Mikey lies there, sobbing brokenly into crumpled sheets which still smell of Jess, as hours pass. The black skies outside darken further, swallowing the sun completely, as heavy rain beats down, against the window of his bedroom.
Still weeping, his exhausted body wracked with sobs, Mikey slowly reaches into the bedside table, sluggishly pulling a small container of sleeping pills into view.
I’m drowning without you…
Gerard had bought the pills a few days earlier in attempts to make Mikey sleep but Mikey had refused to take them so Gerard put them away safely in a small box in the spare room, where he though Mikey would never find them. But Mikey knows Gerard to well, he knew exactly where they were.
I can’t live like this anymore, I’m so sorry…
Popping the lid off the small container, Mikey empties the bottle out into the palm of this hand. There are dozens of little white pills, small, round and powdery. It doesn’t take Mikey long to finish them all.
Please forgive me…
The sound of the pounding rain outside fades to small pattering as the world grows darker still, Mikey stops shivering under his bed covers and his tears stop falling.
“I’m so sorry Jess.” He whispers as his body slowly grows numb and the endless darkness comes to claim him at last. “I’m so sorry…”
Don’t be sorry, baby. You have nothing to be sorry for…
Jess?
Yes, Mikey, I’m here. I’m here for you now, it’s alright…
I-I couldn’t stay here without you Jess. It was so hard and-and I tired-I swear I tried!-But every second was torture! I’m sorry I wasn’t strong enough to stay.
Shhhhhh it’s okay now, baby, it’s okay…
I’m so cold.
It’s okay…
I can’t see you, why can’t I see you? It’s so dark here. There’s no light. Aren’t I supposed to see a light? Jess help me, I’m scared!!
Shhhhhh, baby, don’t be scared. Soon you’ll be here with me and then you’ll see me, I promise…
I missed you so much! I felt so lost!
I know baby. I missed you too, more the anything…
I love you!
I love you too, Mikey…
“Mikey? OH MY GOD MIKEY!! What did you-? Mikey, wake up!!!”
Who’s that?
It’s Gerard. He’s found the pill bottle. He’s trying to save you…
NO! No, I want to be with you!!
He’s shaking you, he’s trying to wake you up. He’s crying…
Oh No! Oh f*ck!! Gerard no!! I didn’t want to leave him with this, he shouldn’t have to. I’m sorry, I am so, so sorry…Jess? Jess, are you still there?
Yes Mikey, I’m here. It won’t be much longer now, so be brave. I love you, Michael James Way and I hate that you were hurting…so sorry we ended up this way…

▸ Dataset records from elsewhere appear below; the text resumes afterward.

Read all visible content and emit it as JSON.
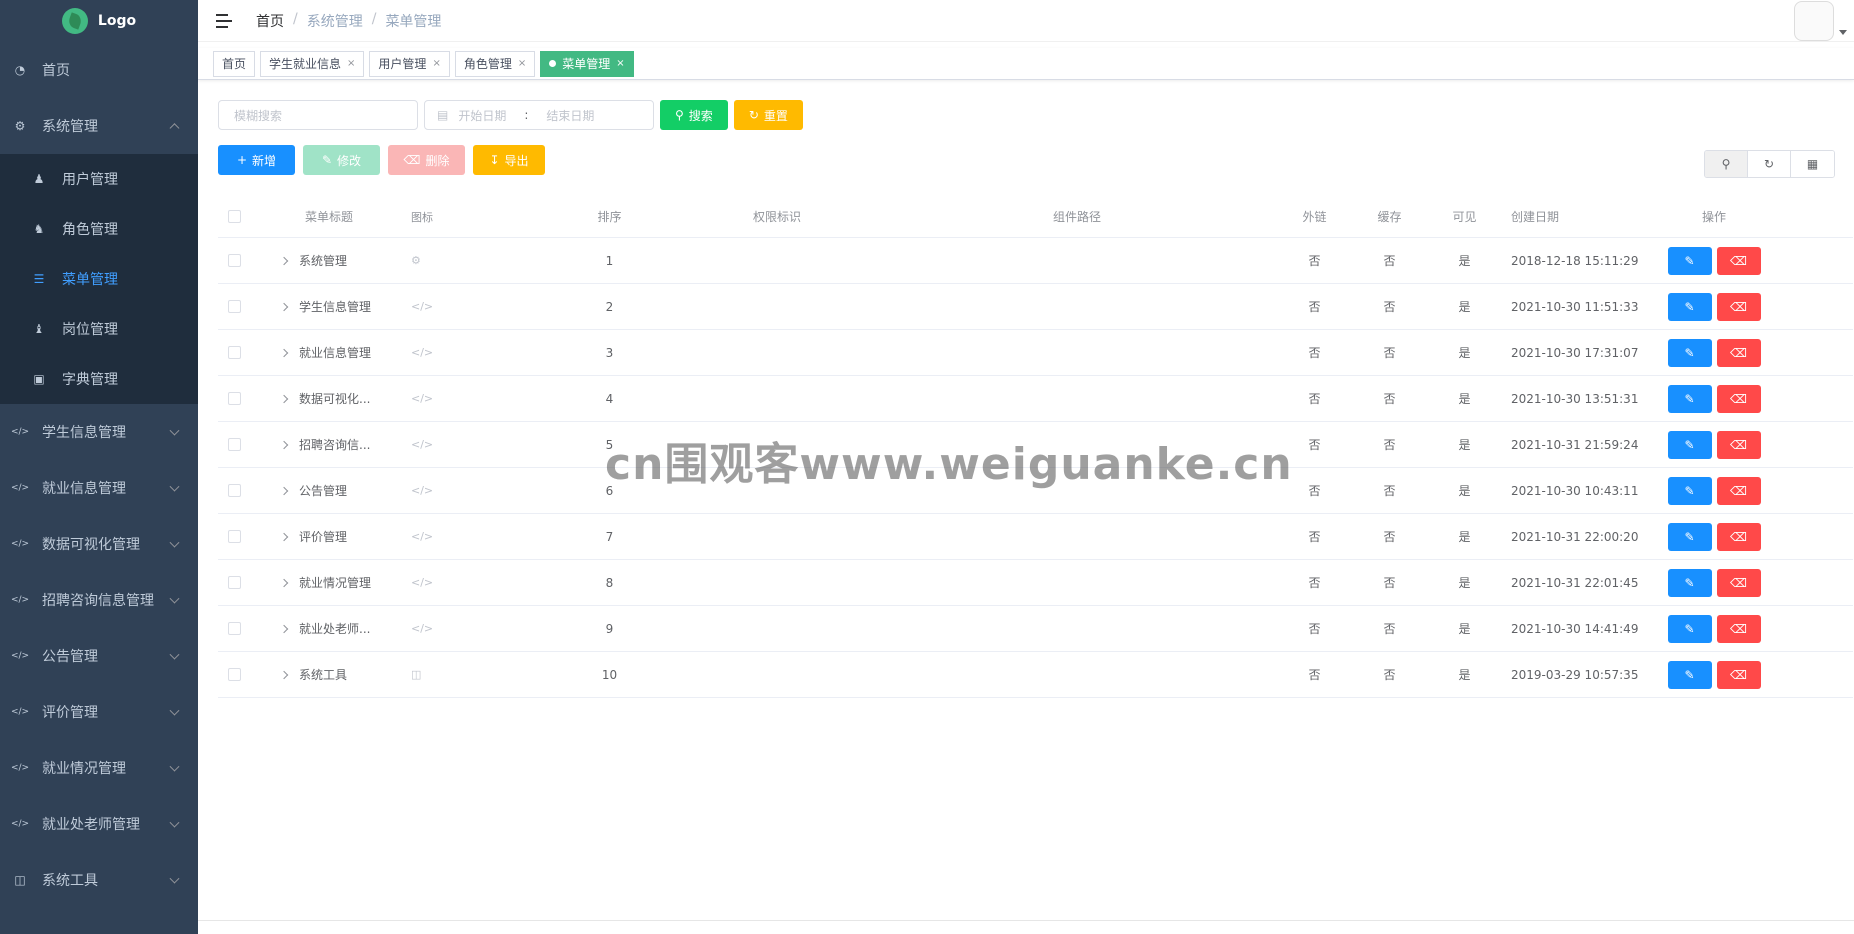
{
  "logo": {
    "text": "Logo"
  },
  "sidebar": {
    "items": [
      {
        "label": "首页",
        "icon": "dashboard-icon"
      },
      {
        "label": "系统管理",
        "icon": "gear-icon",
        "expanded": true,
        "children": [
          {
            "label": "用户管理",
            "icon": "users-icon"
          },
          {
            "label": "角色管理",
            "icon": "role-icon"
          },
          {
            "label": "菜单管理",
            "icon": "list-icon",
            "active": true
          },
          {
            "label": "岗位管理",
            "icon": "post-icon"
          },
          {
            "label": "字典管理",
            "icon": "dict-icon"
          }
        ]
      },
      {
        "label": "学生信息管理",
        "icon": "code-icon"
      },
      {
        "label": "就业信息管理",
        "icon": "code-icon"
      },
      {
        "label": "数据可视化管理",
        "icon": "code-icon"
      },
      {
        "label": "招聘咨询信息管理",
        "icon": "code-icon"
      },
      {
        "label": "公告管理",
        "icon": "code-icon"
      },
      {
        "label": "评价管理",
        "icon": "code-icon"
      },
      {
        "label": "就业情况管理",
        "icon": "code-icon"
      },
      {
        "label": "就业处老师管理",
        "icon": "code-icon"
      },
      {
        "label": "系统工具",
        "icon": "toolbox-icon"
      }
    ]
  },
  "breadcrumb": {
    "home": "首页",
    "sep": "/",
    "level1": "系统管理",
    "level2": "菜单管理"
  },
  "tags": [
    {
      "label": "首页",
      "closable": false
    },
    {
      "label": "学生就业信息",
      "closable": true
    },
    {
      "label": "用户管理",
      "closable": true
    },
    {
      "label": "角色管理",
      "closable": true
    },
    {
      "label": "菜单管理",
      "closable": true,
      "active": true
    }
  ],
  "tag_close": "×",
  "filters": {
    "search_placeholder": "模糊搜索",
    "date_start_placeholder": "开始日期",
    "date_sep": ":",
    "date_end_placeholder": "结束日期",
    "search_button": "搜索",
    "reset_button": "重置"
  },
  "actions": {
    "add": "新增",
    "edit": "修改",
    "delete": "删除",
    "export": "导出"
  },
  "table": {
    "headers": {
      "title": "菜单标题",
      "icon": "图标",
      "sort": "排序",
      "permission": "权限标识",
      "path": "组件路径",
      "external": "外链",
      "cache": "缓存",
      "visible": "可见",
      "created": "创建日期",
      "ops": "操作"
    },
    "rows": [
      {
        "title": "系统管理",
        "icon": "gear-icon",
        "sort": "1",
        "permission": "",
        "path": "",
        "external": "否",
        "cache": "否",
        "visible": "是",
        "created": "2018-12-18 15:11:29"
      },
      {
        "title": "学生信息管理",
        "icon": "code-icon",
        "sort": "2",
        "permission": "",
        "path": "",
        "external": "否",
        "cache": "否",
        "visible": "是",
        "created": "2021-10-30 11:51:33"
      },
      {
        "title": "就业信息管理",
        "icon": "code-icon",
        "sort": "3",
        "permission": "",
        "path": "",
        "external": "否",
        "cache": "否",
        "visible": "是",
        "created": "2021-10-30 17:31:07"
      },
      {
        "title": "数据可视化...",
        "icon": "code-icon",
        "sort": "4",
        "permission": "",
        "path": "",
        "external": "否",
        "cache": "否",
        "visible": "是",
        "created": "2021-10-30 13:51:31"
      },
      {
        "title": "招聘咨询信...",
        "icon": "code-icon",
        "sort": "5",
        "permission": "",
        "path": "",
        "external": "否",
        "cache": "否",
        "visible": "是",
        "created": "2021-10-31 21:59:24"
      },
      {
        "title": "公告管理",
        "icon": "code-icon",
        "sort": "6",
        "permission": "",
        "path": "",
        "external": "否",
        "cache": "否",
        "visible": "是",
        "created": "2021-10-30 10:43:11"
      },
      {
        "title": "评价管理",
        "icon": "code-icon",
        "sort": "7",
        "permission": "",
        "path": "",
        "external": "否",
        "cache": "否",
        "visible": "是",
        "created": "2021-10-31 22:00:20"
      },
      {
        "title": "就业情况管理",
        "icon": "code-icon",
        "sort": "8",
        "permission": "",
        "path": "",
        "external": "否",
        "cache": "否",
        "visible": "是",
        "created": "2021-10-31 22:01:45"
      },
      {
        "title": "就业处老师...",
        "icon": "code-icon",
        "sort": "9",
        "permission": "",
        "path": "",
        "external": "否",
        "cache": "否",
        "visible": "是",
        "created": "2021-10-30 14:41:49"
      },
      {
        "title": "系统工具",
        "icon": "toolbox-icon",
        "sort": "10",
        "permission": "",
        "path": "",
        "external": "否",
        "cache": "否",
        "visible": "是",
        "created": "2019-03-29 10:57:35"
      }
    ]
  },
  "watermark": "cn围观客www.weiguanke.cn",
  "colors": {
    "sidebar_bg": "#304156",
    "submenu_bg": "#1f2d3d",
    "active": "#409eff",
    "primary": "#1890ff",
    "success": "#13ce66",
    "warning": "#ffba00",
    "danger": "#ff4949",
    "tag_active": "#42b983"
  }
}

I don’t care, I’m just glad you’re here now. I love you so much Jess. I always, always will!!
“Come on Mikey please…Mike, don’t do this to me! Please just hold on, okay. The ambulance is on it’s way. Please, wake up!! Mikey, please, please don’t go…Mikey? MIKEY!!!”
I’m sorry Gerard, I’m sorry I had to leave you with this…it wasn’t your fault, it never was…please forgive me…
“MIKEY WAKE UP!! Please, Mikey, it’s Gerard, your big brother! Please, talk to me! Mikey!”
Cold. Jess, I’m so cold.
I know baby, I know. But I’ve taken your hands and you’ll feel mine soon, I promise. I will never let go of you again, Mikey I will never let go of you again…
I love you Jess…Always!!
Forever…
“Mikey? …Mikey! Mikey, don’t to this, please! …Mikey? …Mikey?!? Oh god…”
I’m sorry Gerard, I love you, my brother. Goodbye.